Di bangku taman, diterangi sisa-sisa retakan rembulan. Untuk kesekian kalinya, kita berkencan. Sepotong jagung bakar dan secangkir kopi, sudah cukup untuk menemani kita berbincang dan bersikap masa bodoh pada orang-orang yang mengaku sedang memadu kasih itu berlalu-lalang.
Kenangan, meski kau menyebalkan, aku ingin menghabiskan malam ini bersamamu. Jadi, tak perlu tergesa-gesa untuk membuat simpulan. Apalagi sampai melempar sajak-sajak satire bertabur rima atau pantun ejekan. Bahwa semua yang terjadi padaku adalah kegagalan. Simpan saja itu untuk nanti. Bahkan kau boleh membunuhku setelah ini.
Namun, saat ini, duduklah yang manis. Biarkan aku bercerita dan mendiskusikan tentang bagaimana sebaiknya merawat penyesalan, menerjemahkan luka, serta menyoal hal-hal yang pernah dan hampir terjadi lainnya.

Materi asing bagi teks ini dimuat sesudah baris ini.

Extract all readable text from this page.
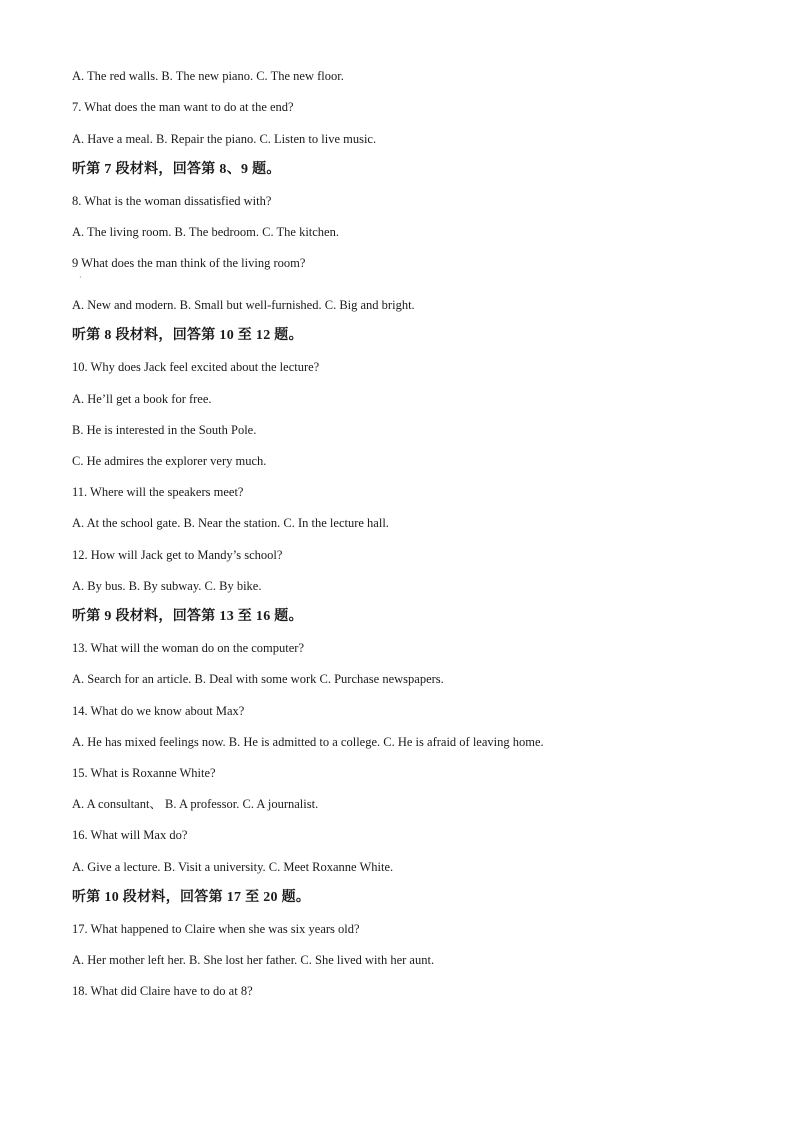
A. The red walls. B. The new piano. C. The new floor.
7. What does the man want to do at the end?
A. Have a meal. B. Repair the piano. C. Listen to live music.
听第 7 段材料，回答第 8、9 题。
8. What is the woman dissatisfied with?
A. The living room. B. The bedroom. C. The kitchen.
9 What does the man think of the living room?
·
A. New and modern. B. Small but well-furnished. C. Big and bright.
听第 8 段材料，回答第 10 至 12 题。
10. Why does Jack feel excited about the lecture?
A. He’ll get a book for free.
B. He is interested in the South Pole.
C. He admires the explorer very much.
11. Where will the speakers meet?
A. At the school gate. B. Near the station. C. In the lecture hall.
12. How will Jack get to Mandy’s school?
A. By bus. B. By subway. C. By bike.
听第 9 段材料，回答第 13 至 16 题。
13. What will the woman do on the computer?
A. Search for an article. B. Deal with some work C. Purchase newspapers.
14. What do we know about Max?
A. He has mixed feelings now. B. He is admitted to a college. C. He is afraid of leaving home.
15. What is Roxanne White?
A. A consultant、 B. A professor. C. A journalist.
16. What will Max do?
A. Give a lecture. B. Visit a university. C. Meet Roxanne White.
听第 10 段材料，回答第 17 至 20 题。
17. What happened to Claire when she was six years old?
A. Her mother left her. B. She lost her father. C. She lived with her aunt.
18. What did Claire have to do at 8?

Izinkan aku memulainya dengan bercerita. Tentang sejumlah luka yang sengaja ditinggalkan oleh pemiliknya. Tepat di mana jantung berdetak, nadi berdenyut, darah mengalir, bahkan di setiap aliran napas. Ya lihatlah, lukanya membalur di sekujur raga.
Kau tahu, apa yang lebih menyakitkan? ya, penyesalan. Menyesali hati yang singgah di tempat yang salah. Menyesali jatuh cinta yang patah. Menyesali waktu yang sia-sia, karena telah dihabiskan oleh harap yang terlalu percaya pada orang-orang yang menjanjikan setia.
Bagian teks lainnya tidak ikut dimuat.